Carter Stewart había reservado una suite en el hotel Hudson Valley, cerca de Storm King State Park. Posado sobre una ladera de la montaña, de cara al río Hudson, con su edificio central y dos torres gemelas, le recordaba un águila con las alas desplegadas.
El águila, símbolo de la vida, la luz, el poder y la majestad.
El título provisional de su nueva obra era El águila y el búho.
El búho. Símbolo de oscuridad y muerte. Ave de presa. A Pierce Ellison, el director, le gustaba el título. No estoy seguro, pensó Stewart cuando detuvo el coche a la entrada del hotel y bajó. No estoy seguro.

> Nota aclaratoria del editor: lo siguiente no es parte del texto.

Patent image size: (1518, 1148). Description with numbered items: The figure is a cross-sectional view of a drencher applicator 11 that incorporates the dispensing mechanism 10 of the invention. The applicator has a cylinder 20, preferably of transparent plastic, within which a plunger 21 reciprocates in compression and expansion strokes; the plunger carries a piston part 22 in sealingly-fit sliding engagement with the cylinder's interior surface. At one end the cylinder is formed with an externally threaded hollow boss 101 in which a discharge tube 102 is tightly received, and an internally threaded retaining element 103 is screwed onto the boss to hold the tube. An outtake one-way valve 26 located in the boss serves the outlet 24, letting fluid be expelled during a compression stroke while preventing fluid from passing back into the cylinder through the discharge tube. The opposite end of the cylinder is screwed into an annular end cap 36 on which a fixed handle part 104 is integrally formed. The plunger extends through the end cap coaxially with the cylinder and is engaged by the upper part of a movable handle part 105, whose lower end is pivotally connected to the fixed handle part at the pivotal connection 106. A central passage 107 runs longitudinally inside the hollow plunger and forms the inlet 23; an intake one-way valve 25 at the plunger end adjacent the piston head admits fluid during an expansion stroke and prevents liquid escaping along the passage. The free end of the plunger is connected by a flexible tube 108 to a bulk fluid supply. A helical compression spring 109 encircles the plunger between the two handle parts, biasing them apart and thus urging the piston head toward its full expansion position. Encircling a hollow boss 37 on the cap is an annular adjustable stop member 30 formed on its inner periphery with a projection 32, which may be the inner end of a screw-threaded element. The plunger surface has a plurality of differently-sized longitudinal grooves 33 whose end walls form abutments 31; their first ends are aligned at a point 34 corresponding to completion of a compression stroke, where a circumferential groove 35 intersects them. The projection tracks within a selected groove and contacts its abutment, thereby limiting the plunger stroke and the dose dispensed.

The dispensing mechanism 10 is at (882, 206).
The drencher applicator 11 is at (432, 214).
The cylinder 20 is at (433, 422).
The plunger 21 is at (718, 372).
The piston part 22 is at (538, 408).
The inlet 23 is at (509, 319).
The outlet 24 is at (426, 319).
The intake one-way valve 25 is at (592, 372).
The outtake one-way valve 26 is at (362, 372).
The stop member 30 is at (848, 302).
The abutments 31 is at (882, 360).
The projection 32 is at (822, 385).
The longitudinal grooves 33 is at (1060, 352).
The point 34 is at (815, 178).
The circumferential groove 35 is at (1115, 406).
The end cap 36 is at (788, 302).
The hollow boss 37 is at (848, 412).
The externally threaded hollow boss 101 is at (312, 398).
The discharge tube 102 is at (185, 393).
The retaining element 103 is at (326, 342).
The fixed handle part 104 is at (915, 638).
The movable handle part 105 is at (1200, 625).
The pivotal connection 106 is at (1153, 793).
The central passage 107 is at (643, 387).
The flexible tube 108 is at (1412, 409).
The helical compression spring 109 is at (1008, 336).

¿Es demasiado obvio? Los símbolos están para que los reconozca la persona que reflexiona profundamente, no para servirlos en bandeja a los miembros del club de bridge de los miércoles. Y, desde luego, tampoco es que en ese grupo de gente haya nadie interesado en ver mis obras.
—Nosotros nos encargaremos de su equipaje, señor.
Carter Stewart puso un billete de cinco dólares en la mano del botones. Al menos no me ha dicho «Bienvenido a casa», pensó.
Cinco minutos después, estaba de pie ante la ventana de su suite, con un whisky escocés del minibar en la mano. El Hudson estaba revuelto y agitado. En octubre, pocas horas después de mediodía, el invierno ya se intuía en el ambiente. Pero al menos, gracias a Dios, la reunión ha terminado. Hasta me ha gustado ver a algunas de esas personas otra vez, pensó, aunque solo sea porque me han recordado lo lejos que he llegado desde que me fui de aquí.
Pierce Ellison consideraba que había que reforzar el papel de Gwendolyn en la obra. «Consigue una rubia tonta —insistía—. No una actriz que interprete a una rubia tonta».
Carter Stewart se rió entre dientes al pensar en Laura.
—Dios, hubiera sido perfecta para el papel —dijo en voz alta—. Beberé por eso, aunque no hubiera podido ser ni en un millón de años.